J. NICHOLS, SCIENCE TRANSLATIONAL MEDICINE 2018

For the first time, a group of researchers have created lungs in a laboratory and successfully transplanted them to a pig.

These bioengineered lungs, described in Science Translational Medicine , developed healthy blood vessels that allowed pigs to live for several weeks after surgery without medical complications.

Unlike other cases of lungs transplanted into mice that only lasted a few hours, they seem more viable. If the new procedure can be adapted to humans, bioengineered lungs grown from a patient’s own cells could reduce the risk of organ rejection and shorten waiting times for organ transplants.

For the study, immunologist Joan Nichols and his colleagues at the University of Texas Medical Branch in Galveston built lungs for four pigs by first using a mixture of sugar and detergent to remove lung cells from donor pigs. Each designed lung grew for 30 days inside a bioreactor tank, filled with nutrient cocktails that helped the cells stick to the scaffolding and multiplied in the right places. Finally, the researchers replaced the left lung of each pig with the bioengineered version .

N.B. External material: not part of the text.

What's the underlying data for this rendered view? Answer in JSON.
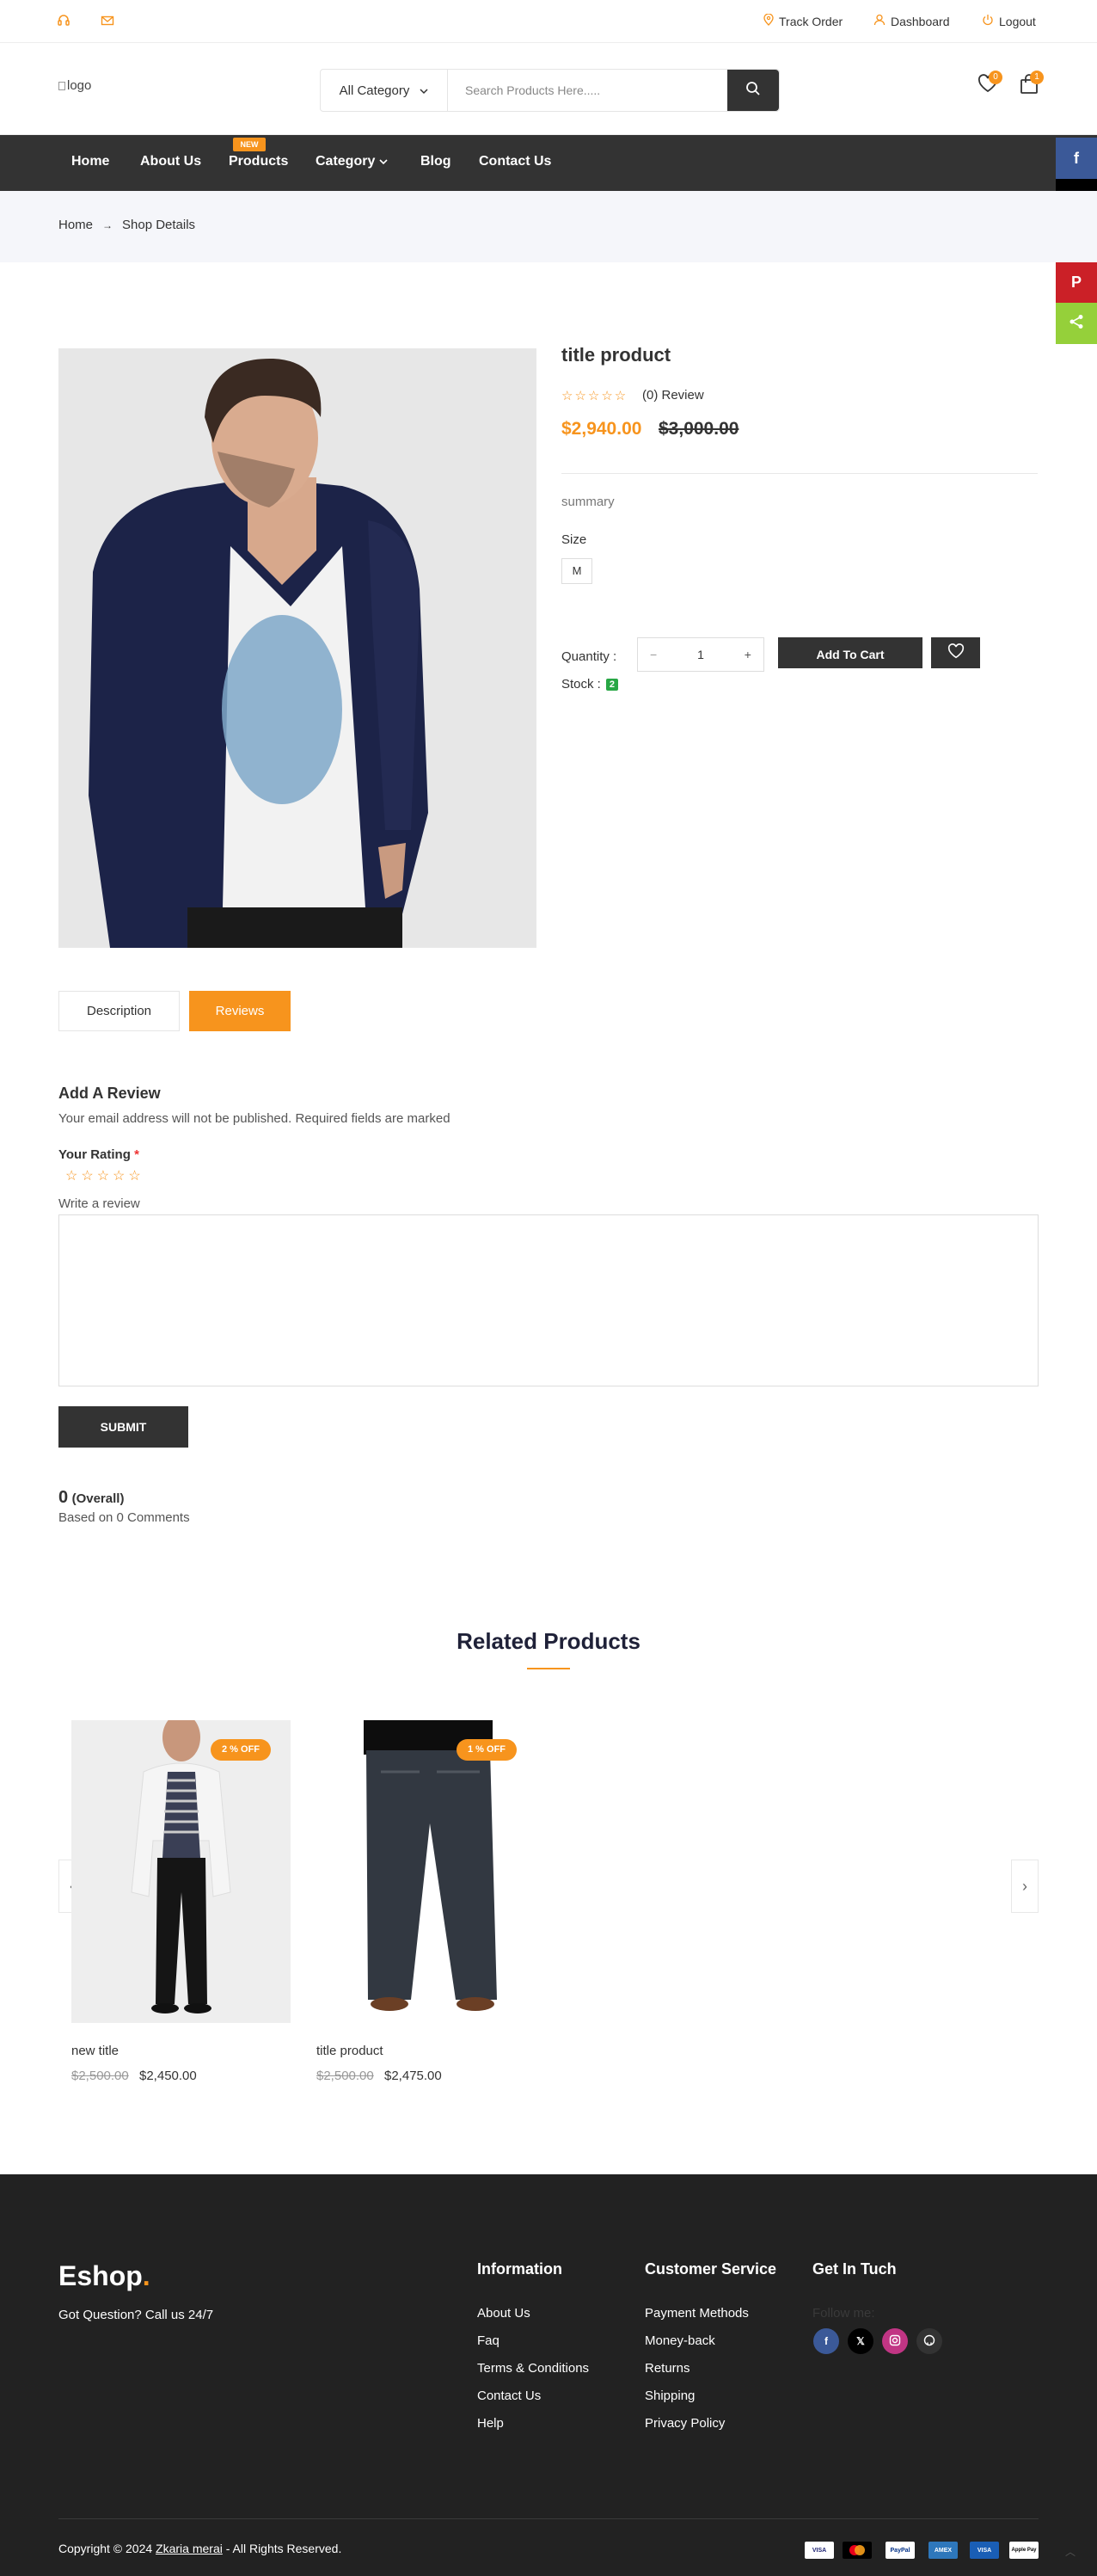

After the surgery, the Nichols team managed to get one pig to survive for ten hours, another for two weeks, a third for a month and the fourth for two months. None of the animals received immunosuppressive drugs, and none of the transplants were rejected. Within the body of a pig, the blood vessels of the bioengineered lung were connected to the natural circulatory system of the animal, supplying the organ with oxygen and nutrients to survive.

However, while the bioengineered lungs were linked to the circulatory systems of pigs, the organs were not connected to the lung arteries of the animals, which carry blood low in oxygen for the lungs to replenish oxygen from the inhaled air. That forced the pigs to rely on their natural right lung after the surgery. The next step is to connect the organ to the pulmonary artery “to ensure that genetically modified lungs can also perform this task.